What an imaginative visual feast can come of a truly original short story! From A.S. Byatt’s story “The Djinn in the Nightingale’s Eye” comes an utterly beguiling adaptation of a tale of the dramatIc mysteries of the human heart, a tale of wishes, their fulfilment, and their consequences.
Professor Alithea Binnie (Tilda Swinton), a narratologist, travels to Istanbul for a conference, where she finds a strange bottle in the back room of a shop in a bazaar and insists that it is the item she would like rather than any of the more beautiful pieces on offer.

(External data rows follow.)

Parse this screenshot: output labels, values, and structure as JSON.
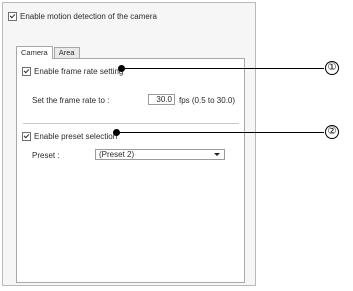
{
  "motion_detection": {
    "checked": true,
    "label": "Enable motion detection of the camera"
  },
  "tabs": [
    {
      "label": "Camera",
      "active": true
    },
    {
      "label": "Area",
      "active": false
    }
  ],
  "frame_rate": {
    "checked": true,
    "label": "Enable frame rate setting",
    "set_label": "Set the frame rate to :",
    "value": "30.0",
    "unit": "fps (0.5 to 30.0)"
  },
  "preset": {
    "checked": true,
    "label": "Enable preset selection",
    "preset_label": "Preset :",
    "selected": "(Preset 2)"
  },
  "callouts": [
    {
      "number": "①"
    },
    {
      "number": "②"
    }
  ]
}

No sooner is she back in her hotel room than Alithea accidentally releases a djinn (Idris Elba) from the bottle. He offers her the obligatory three wishes, insisting that they must be heartfelt, but Alithea knows better than to make rash wishes or to trust a djinn to not trick her. She is, after all, a literary scholar who has read all the old tales and takes their cautionary messages to heart. Besides, she’s living a perfectly satisfying life, even if it is largely of the mind. Though she may have no one to share her life with, she can’t imagine truly wanting anything.
But the djinn cannot be free until she makes three heartfelt wishes. She remains unwilling but curious about his life and how he came to be in the bottle from which she has just released him. And so the djinn recounts the extraordinary tale of his life to her, and of his longing for freedom to return to the land of the Djinn.
Tilda Swinton as Alithea Binnie is exactly right. Being rather ethereal-looking and almost translucently white, she could easily be one of the magical creatures featuring in the djinn’s life, but her delicacy is beautifully balanced by her intellect and deep humanity. And Idris Elba is a truly wonderful djinn. A marvellous blend of physicality with a deep, sad, compassionate soul, he makes a superb magical being.
Nothing about Three Thousand Years of Longing is predictable, yet everything makes sense, and the film will leave you savouring its luscious, gorgeously lit scenes, imagining the impossible, and appreciating the sense of wonder it invokes. See it at least once.